The racial emphasis has shifted dramatically, but the marketplace remains resolutely profit-driven. Today's major record companies continue to push Billie Holiday as a black tragic heroine, saturating their catalogues with lavishly (and pricey) reissues while admirers of Mildred Bailey and Connie Boswell -- both white, both widely regarded in their time as Holiday's easy peers -- must meanwhile look hard to find single CD's of their work. Fortunately hundreds, even thousands, of records exist as evidence that white jazzmen of the pre-World War II years were as good and as important as their champions insist. Numerous reissue programs, mostly undertaken by small European labels, have made the music of white soloists and bands widely and readily available to the dedicated collector.

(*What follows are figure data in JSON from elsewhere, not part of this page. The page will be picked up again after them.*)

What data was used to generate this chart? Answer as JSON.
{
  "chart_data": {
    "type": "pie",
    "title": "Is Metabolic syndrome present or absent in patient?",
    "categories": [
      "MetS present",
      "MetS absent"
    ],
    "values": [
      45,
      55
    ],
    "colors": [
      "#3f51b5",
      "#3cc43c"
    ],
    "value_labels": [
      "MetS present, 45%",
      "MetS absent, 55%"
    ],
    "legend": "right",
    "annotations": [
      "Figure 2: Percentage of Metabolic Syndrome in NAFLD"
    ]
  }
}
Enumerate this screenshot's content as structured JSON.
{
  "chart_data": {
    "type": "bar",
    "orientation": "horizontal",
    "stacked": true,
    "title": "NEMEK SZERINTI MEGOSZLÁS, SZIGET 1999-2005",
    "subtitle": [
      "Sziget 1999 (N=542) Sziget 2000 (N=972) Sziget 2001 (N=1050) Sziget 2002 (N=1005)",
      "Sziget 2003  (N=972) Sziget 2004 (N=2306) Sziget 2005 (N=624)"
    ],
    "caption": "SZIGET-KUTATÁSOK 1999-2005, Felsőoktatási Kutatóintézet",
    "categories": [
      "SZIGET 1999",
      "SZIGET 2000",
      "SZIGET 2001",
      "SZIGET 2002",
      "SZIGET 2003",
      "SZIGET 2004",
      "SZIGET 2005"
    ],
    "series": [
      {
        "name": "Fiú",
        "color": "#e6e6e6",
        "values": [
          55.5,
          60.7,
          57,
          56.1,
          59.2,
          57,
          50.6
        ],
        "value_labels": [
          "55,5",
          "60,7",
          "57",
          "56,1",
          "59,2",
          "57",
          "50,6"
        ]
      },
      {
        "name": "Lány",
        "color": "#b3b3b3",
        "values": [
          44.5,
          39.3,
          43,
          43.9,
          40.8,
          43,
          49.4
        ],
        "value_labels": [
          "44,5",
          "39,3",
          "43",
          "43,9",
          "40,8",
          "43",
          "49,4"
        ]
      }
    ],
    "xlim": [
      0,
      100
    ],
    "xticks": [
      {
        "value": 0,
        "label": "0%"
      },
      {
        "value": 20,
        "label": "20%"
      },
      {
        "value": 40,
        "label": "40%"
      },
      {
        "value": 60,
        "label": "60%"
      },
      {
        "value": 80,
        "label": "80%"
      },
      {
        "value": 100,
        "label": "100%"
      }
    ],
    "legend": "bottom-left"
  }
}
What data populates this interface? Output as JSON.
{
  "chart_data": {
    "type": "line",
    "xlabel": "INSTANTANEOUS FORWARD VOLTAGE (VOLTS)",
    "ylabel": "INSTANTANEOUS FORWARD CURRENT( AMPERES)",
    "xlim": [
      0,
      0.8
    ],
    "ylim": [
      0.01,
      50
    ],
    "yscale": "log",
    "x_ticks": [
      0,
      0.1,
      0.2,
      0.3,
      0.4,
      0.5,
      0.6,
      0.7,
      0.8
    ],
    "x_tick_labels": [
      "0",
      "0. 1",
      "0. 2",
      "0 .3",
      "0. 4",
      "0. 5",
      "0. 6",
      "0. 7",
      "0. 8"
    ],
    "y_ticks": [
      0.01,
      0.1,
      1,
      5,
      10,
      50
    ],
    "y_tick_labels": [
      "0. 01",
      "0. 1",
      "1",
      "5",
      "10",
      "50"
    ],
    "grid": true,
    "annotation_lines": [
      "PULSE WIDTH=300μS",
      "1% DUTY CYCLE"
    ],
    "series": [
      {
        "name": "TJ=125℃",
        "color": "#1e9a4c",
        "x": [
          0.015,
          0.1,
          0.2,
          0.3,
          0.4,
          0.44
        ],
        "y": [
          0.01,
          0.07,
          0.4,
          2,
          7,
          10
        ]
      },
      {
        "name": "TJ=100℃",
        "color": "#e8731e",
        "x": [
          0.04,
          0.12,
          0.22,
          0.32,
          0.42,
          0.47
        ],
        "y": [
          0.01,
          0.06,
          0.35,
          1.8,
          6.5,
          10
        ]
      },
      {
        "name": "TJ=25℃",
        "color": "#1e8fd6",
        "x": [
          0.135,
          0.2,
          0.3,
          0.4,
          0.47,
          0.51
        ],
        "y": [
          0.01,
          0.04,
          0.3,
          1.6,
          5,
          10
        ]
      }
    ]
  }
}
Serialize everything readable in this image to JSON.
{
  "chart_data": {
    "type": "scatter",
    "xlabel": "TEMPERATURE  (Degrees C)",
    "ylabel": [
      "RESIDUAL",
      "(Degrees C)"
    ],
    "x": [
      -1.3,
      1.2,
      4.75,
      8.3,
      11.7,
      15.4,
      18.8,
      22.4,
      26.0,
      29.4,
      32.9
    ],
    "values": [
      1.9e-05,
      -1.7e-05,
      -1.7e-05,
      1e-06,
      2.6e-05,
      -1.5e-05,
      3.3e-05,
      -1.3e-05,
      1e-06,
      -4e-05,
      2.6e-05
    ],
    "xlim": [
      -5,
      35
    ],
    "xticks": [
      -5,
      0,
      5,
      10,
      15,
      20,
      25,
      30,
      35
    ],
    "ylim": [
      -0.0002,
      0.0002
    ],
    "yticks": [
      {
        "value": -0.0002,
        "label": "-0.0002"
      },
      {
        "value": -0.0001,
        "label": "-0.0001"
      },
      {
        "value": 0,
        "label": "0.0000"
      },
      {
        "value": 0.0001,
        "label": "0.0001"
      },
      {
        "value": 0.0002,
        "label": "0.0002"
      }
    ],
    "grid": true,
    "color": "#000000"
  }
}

It's possible for anyone seeking the whole picture to experience the musicianship of pioneer groups like The New Orleans Rhythm Kings and Original Memphis Five; the bardic reveries of Beiderbecke, Teagarden's eloquence, Rollini's grace, Red Norvo's subtlety and the gloriously surrealistic imagination of Pee Wee Russell.
The great black musicians remain a dominant presence, helping to shape the work of their white colleagues as surely as white traditions, attitudes and musicianship helped shape theirs. Any attempt to look at the totality without regard to Armstrong, Ellington, Hawkins, Lester Young, Henry Allen and other pivotal figures is folly. Their primacy, and the reverence in which they are held, is the foundation on which the entire edifice rests.
But we must also hear Bud Freeman as an independent and eloquent tenor sax stylist; Dave Tough as, in Lionel Hampton's words, "the most imaginative drummer we ever had in the business"; Bob Crosby's orchestra not as a Dixieland variant on the swing formula of the 1930's but as a highly motivated ensemble packed with vivid soloists, united by a rare communality of musical thought.
There is no point in replacing one exclusionist canon with another; differences still exist, as the singularity of Bill Evans, Lee Konitz, Gary Burton and others attests. But now, as more than a half-century ago, it is only by peering through both lenses of the stereopticon that a viewer can win the depth perception essential to appreciating the three-dimensionality of a scene. Either lens, used by itself, grants only a two-dimensional effect, flat and lifeless.
As for historical revisionism, it is well to heed Barbara Tuchman's 1971 address to a National Archives conference. To truly understand the past, she said, we must resist the comforts of retrospective judgment. "I try not to refer to anything not known at the time," she said. "To understand the choices open to people of another time, one must limit oneself to what they knew: see that past in its own clothes, as it were, not in ours."
Just so. If jazz with all its traditions is to survive as a creative entity, and someday even flourish again, there must be a coming together, a rejection of fragmentation, a revival of real pluralism and shared curiosity. A return, in brief, to what one writer lauded recently (and with a deliberate nod to the Rev. Dr. Martin Luther King Jr.) as "a safe haven from the storms of ideology, a meritocracy of comrades in which . . . players are judged not by the color of their skin but the content of their choruses."